What symptoms might indicate mild dyslexia?
Mild dyslexia symptoms include slow reading speed, confusion in word recognition, poor comprehension, poor reading fluency, and easily distracted attention. These typically emerge during school age and require timely attention and intervention. If these symptoms continue to affect learning and daily life for more than three months, medical evaluation is recommended.

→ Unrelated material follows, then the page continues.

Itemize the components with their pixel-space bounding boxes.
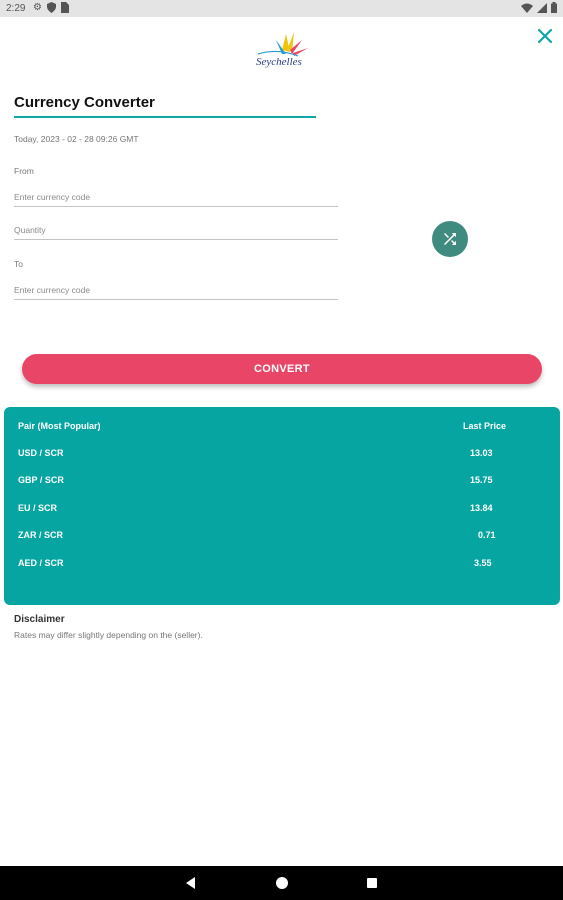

1. Slow reading speed: The individual reads word by word, struggles to scan text smoothly, takes longer than peers to read the same material, and often reduces efficiency by repeatedly going back to re-read sections.
2. Word recognition confusion: Frequently confuses characters or letters with similar shapes, such as mixing up "辩" and "辨", or "b" and "d", or skipping/reading words incorrectly, leading to discrepancies between the perceived and actual text.

3. Poor comprehension: Although able to pronounce words correctly, the person struggles to quickly grasp their meaning, often requiring repeated reading to understand key information, with even greater difficulty processing complex sentences or paragraphs.
4. Poor reading fluency: Frequent pauses, inappropriate line breaks, or errors such as adding, omitting, or misreading words when reading aloud; speech may sound stiff and lack natural rhythm.
5. Easily distracted attention: Easily disturbed by external stimuli during reading, unable to maintain focus on the text for extended periods, often zoning out or skipping lines, which compromises reading accuracy and completeness.
In daily life, parents can help improve concentration through shared reading activities and segmented reading exercises, choose reading materials that spark interest to enhance motivation, gradually increase reading duration and difficulty, and use character-shape recognition games to strengthen word identification skills.